Comments included the following:

Overall Comments

  • Commend DOT for preparing a multiyear strategic RD&T plan.
  • Multiple comments on options for organizing or connecting RD&T programs and projects to goals and strategies.
  • Continue emphasis on standards development, transit safety, and emergency preparedness.
  • Place greater emphasis on RD&T supporting infrastructure preservation and durability.
  • There is no obvious duplication of highway research with that of State DOTs.

Requests for Additional Information

  • Provide more information on collaboration with other departments. Addressed in Chapter 9.
  • Provide more information on DOT internal RD&T coordination. Addressed in Chapter 10.
  • Provide more information on metrics and performance. Addressed in Chapter 10.
  • Provide more information on the historical background for transportation RD&T.
  • Provide information on the deployment of research results.
  • Discuss DOT’s unique role in highway RD&T.
  • Acknowledge constraints on strategic RD&T planning.
  • Provide more details on RD&T programs that will support DOT’s emerging research priorities.
  • Include the role of transportation libraries in information sharing and dissemination of research results.

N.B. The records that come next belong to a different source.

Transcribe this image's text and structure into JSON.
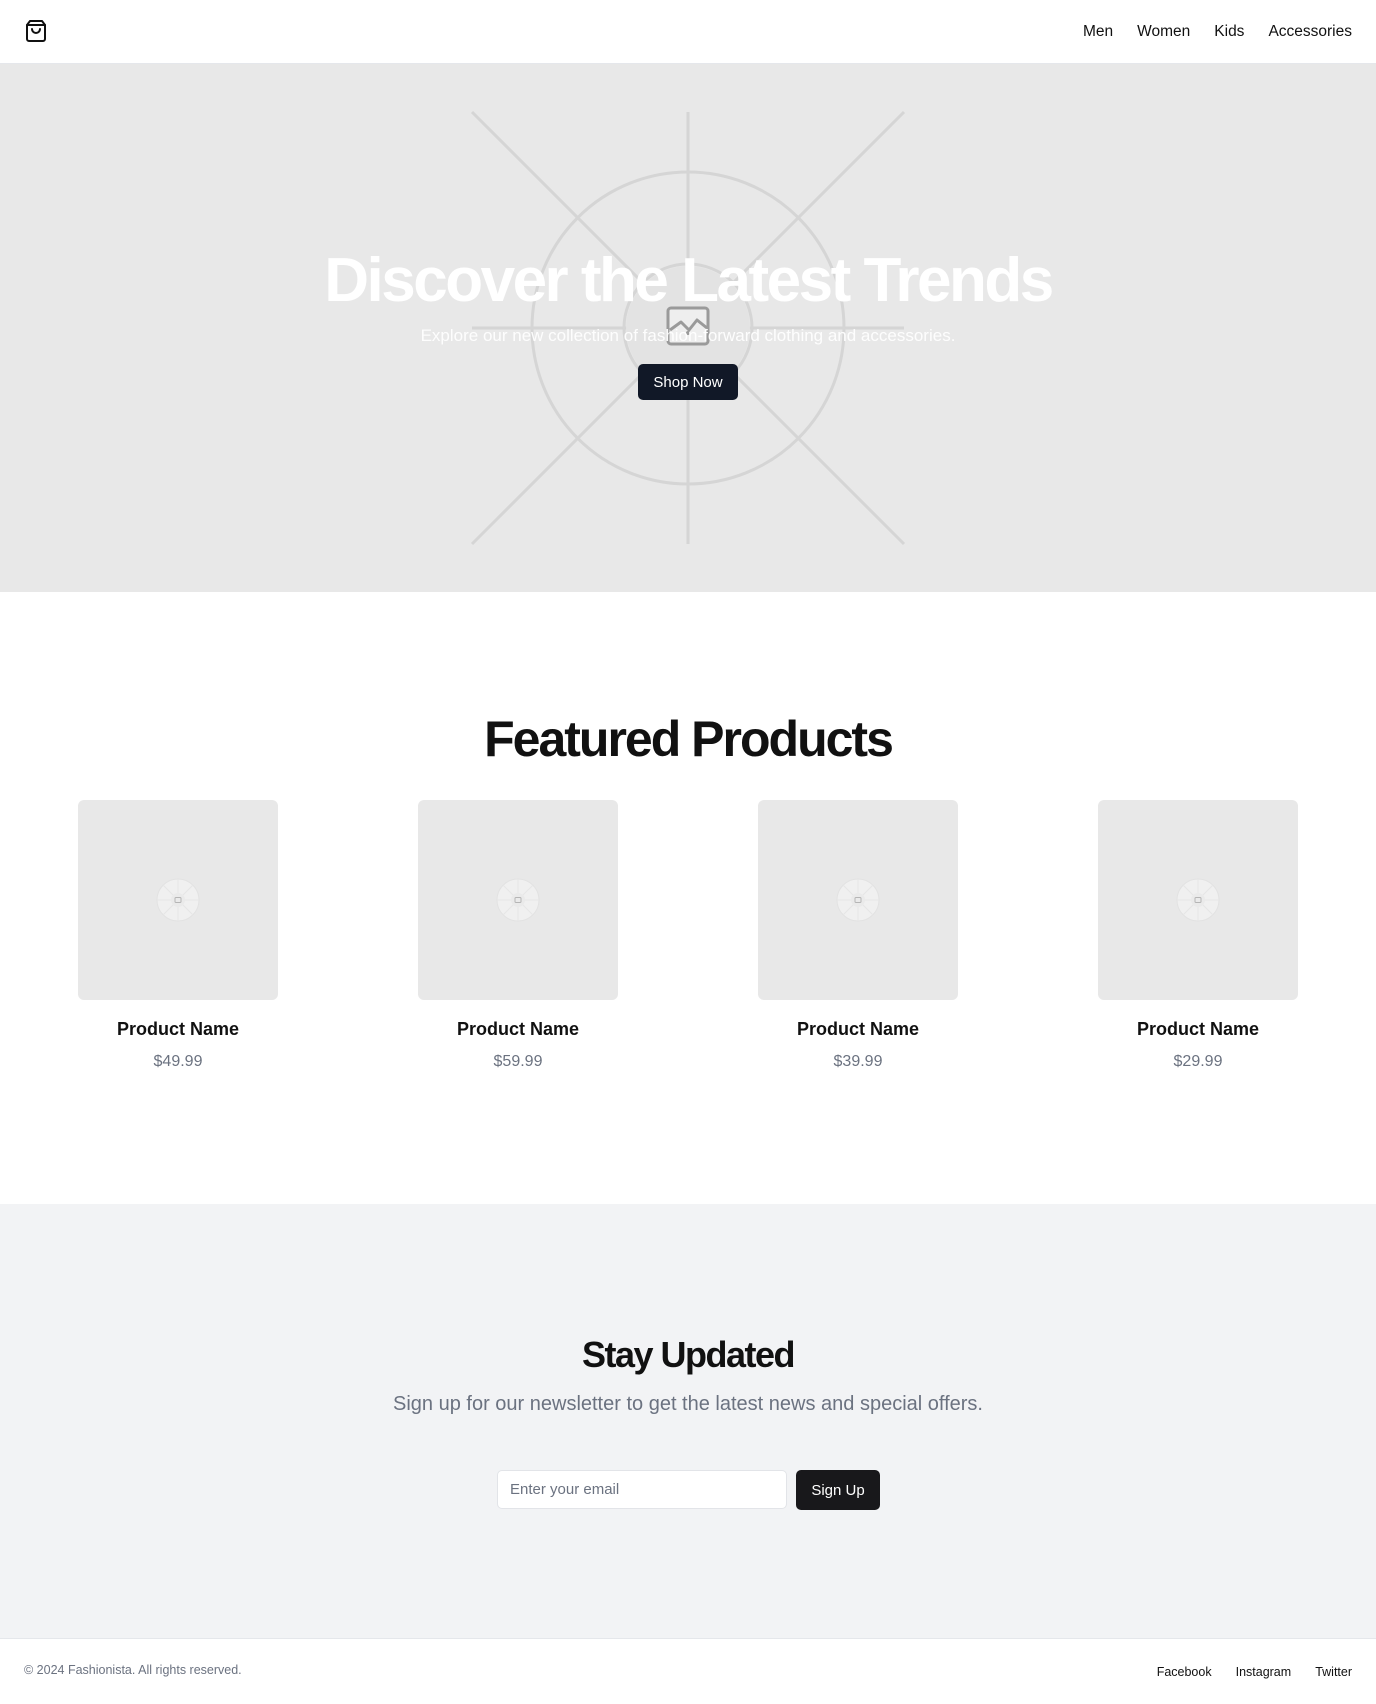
{
  "header": {
    "logo_icon": "shopping-bag-icon",
    "nav": [
      {
        "label": "Men"
      },
      {
        "label": "Women"
      },
      {
        "label": "Kids"
      },
      {
        "label": "Accessories"
      }
    ]
  },
  "hero": {
    "title": "Discover the Latest Trends",
    "subtitle": "Explore our new collection of fashion-forward clothing and accessories.",
    "cta_label": "Shop Now",
    "image_icon": "image-placeholder-icon"
  },
  "featured": {
    "title": "Featured Products",
    "products": [
      {
        "name": "Product Name",
        "price": "$49.99"
      },
      {
        "name": "Product Name",
        "price": "$59.99"
      },
      {
        "name": "Product Name",
        "price": "$39.99"
      },
      {
        "name": "Product Name",
        "price": "$29.99"
      }
    ]
  },
  "newsletter": {
    "title": "Stay Updated",
    "text": "Sign up for our newsletter to get the latest news and special offers.",
    "email_placeholder": "Enter your email",
    "button_label": "Sign Up"
  },
  "footer": {
    "copyright": "© 2024 Fashionista. All rights reserved.",
    "social": [
      {
        "label": "Facebook"
      },
      {
        "label": "Instagram"
      },
      {
        "label": "Twitter"
      }
    ]
  },
  "colors": {
    "primary_button": "#111827",
    "hero_bg": "#e8e8e8",
    "newsletter_bg": "#f2f3f5",
    "muted_text": "#6b7280"
  }
}
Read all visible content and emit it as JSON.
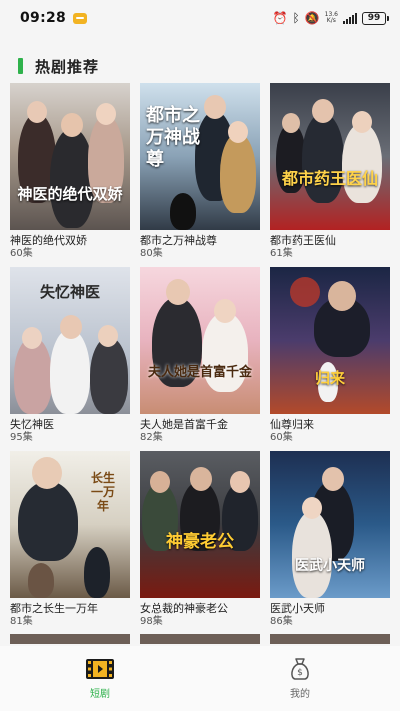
{
  "status_bar": {
    "time": "09:28",
    "net_speed_value": "13.6",
    "net_speed_unit": "K/s",
    "battery": "99"
  },
  "section": {
    "title": "热剧推荐"
  },
  "dramas": [
    {
      "title": "神医的绝代双娇",
      "episodes": "60集",
      "poster_text": "神医的绝代双娇"
    },
    {
      "title": "都市之万神战尊",
      "episodes": "80集",
      "poster_text": "都市之万神战尊"
    },
    {
      "title": "都市药王医仙",
      "episodes": "61集",
      "poster_text": "都市药王医仙"
    },
    {
      "title": "失忆神医",
      "episodes": "95集",
      "poster_text": "失忆神医"
    },
    {
      "title": "夫人她是首富千金",
      "episodes": "82集",
      "poster_text": "夫人她是首富千金"
    },
    {
      "title": "仙尊归来",
      "episodes": "60集",
      "poster_text": "归来"
    },
    {
      "title": "都市之长生一万年",
      "episodes": "81集",
      "poster_text": "长生一万年"
    },
    {
      "title": "女总裁的神豪老公",
      "episodes": "98集",
      "poster_text": "神豪老公"
    },
    {
      "title": "医武小天师",
      "episodes": "86集",
      "poster_text": "医武小天师"
    }
  ],
  "bottom_nav": {
    "items": [
      {
        "label": "短剧",
        "icon": "film-icon",
        "active": true
      },
      {
        "label": "我的",
        "icon": "money-bag-icon",
        "active": false
      }
    ]
  },
  "colors": {
    "accent": "#2fb24c",
    "background": "#f5f5f5"
  }
}
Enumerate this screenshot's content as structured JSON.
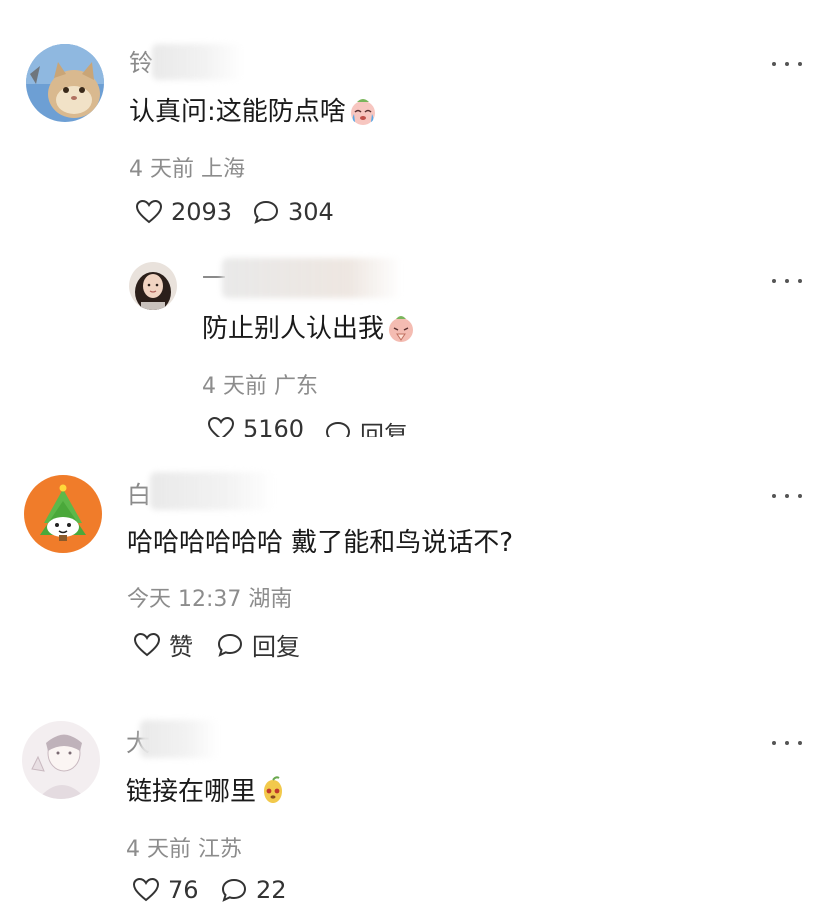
{
  "comments": [
    {
      "name": "铃",
      "text": "认真问:这能防点啥",
      "emoji": "crying-face-icon",
      "time": "4 天前 上海",
      "likes": "2093",
      "replies": "304",
      "reply": {
        "name": "一",
        "text": "防止别人认出我",
        "emoji": "praying-face-icon",
        "time": "4 天前 广东",
        "likes": "5160",
        "replies": "回复"
      }
    },
    {
      "name": "白",
      "text": "哈哈哈哈哈哈 戴了能和鸟说话不?",
      "time": "今天 12:37 湖南",
      "likes": "赞",
      "replies": "回复"
    },
    {
      "name": "大",
      "text": "链接在哪里",
      "emoji": "pear-face-icon",
      "time": "4 天前 江苏",
      "likes": "76",
      "replies": "22"
    }
  ],
  "colors": {
    "text": "#1a1a1a",
    "meta": "#8c8c8c",
    "name": "#8a8a8a"
  }
}
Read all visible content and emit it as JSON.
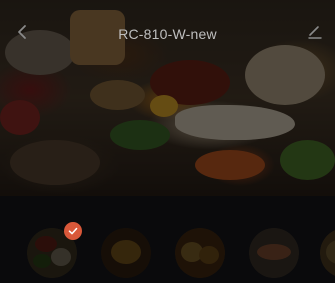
{
  "header": {
    "title": "RC-810-W-new",
    "back_icon": "chevron-left-icon",
    "edit_icon": "edit-icon"
  },
  "hero": {
    "image": "food-spread-photo"
  },
  "recipes": {
    "items": [
      {
        "name": "recipe-thumb-1",
        "selected": true
      },
      {
        "name": "recipe-thumb-2",
        "selected": false
      },
      {
        "name": "recipe-thumb-3",
        "selected": false
      },
      {
        "name": "recipe-thumb-4",
        "selected": false
      },
      {
        "name": "recipe-thumb-5",
        "selected": false
      }
    ],
    "check_icon": "checkmark-icon",
    "accent": "#d9583a"
  },
  "colors": {
    "background": "#0b0b0d",
    "panel": "#17181b",
    "title": "#bfbfbf"
  }
}
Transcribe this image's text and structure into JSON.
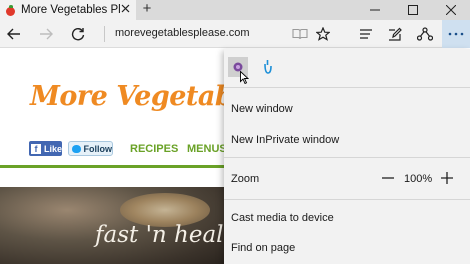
{
  "tab": {
    "title": "More Vegetables Please",
    "favicon": "tomato-favicon-icon",
    "close_icon": "close-icon"
  },
  "newtab_label": "+",
  "window_controls": [
    "minimize-icon",
    "maximize-icon",
    "close-icon"
  ],
  "nav": {
    "back_icon": "back-arrow-icon",
    "forward_icon": "forward-arrow-icon",
    "refresh_icon": "refresh-icon",
    "address": "morevegetablesplease.com",
    "reading_view_icon": "book-icon",
    "favorites_icon": "star-icon",
    "hub_icon": "hub-lines-icon",
    "note_icon": "pen-note-icon",
    "share_icon": "share-icon",
    "more_icon": "ellipsis-icon"
  },
  "page": {
    "logo": "More Vegetables P",
    "fb_like": "Like",
    "tw_follow": "Follow",
    "menu": [
      "RECIPES",
      "MENUS"
    ],
    "hero_text": "fast 'n healthy"
  },
  "panel": {
    "icons": [
      "new-window-icon",
      "mouse-icon"
    ],
    "items": {
      "new_window": "New window",
      "new_inprivate": "New InPrivate window",
      "zoom_label": "Zoom",
      "zoom_minus": "—",
      "zoom_value": "100%",
      "zoom_plus": "+",
      "cast": "Cast media to device",
      "find": "Find on page"
    }
  },
  "colors": {
    "logo_orange": "#ef8a22",
    "menu_green": "#6aa227",
    "facebook_blue": "#4267b2",
    "panel_bg": "#f2f2f2"
  }
}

Need for Additional Research

  • Support further research in advanced vehicle technologies for safety.
  • Support maritime and policy research.
  • Accelerate development and deployment of fuel efficiency technologies for commercial aviation.
  • Include research and development initiatives to advance real-time traffic data collection and dissemination.
  • Further research on human factors in hazmat incidents, train control systems, standardized measurements for puncture-resistant tank cars, and remote monitoring.
  • Research on transportation impacts on climate change.
  • Research on unintended consequences to pedestrians of the reduction in sound emitted by hybrid and future vehicles.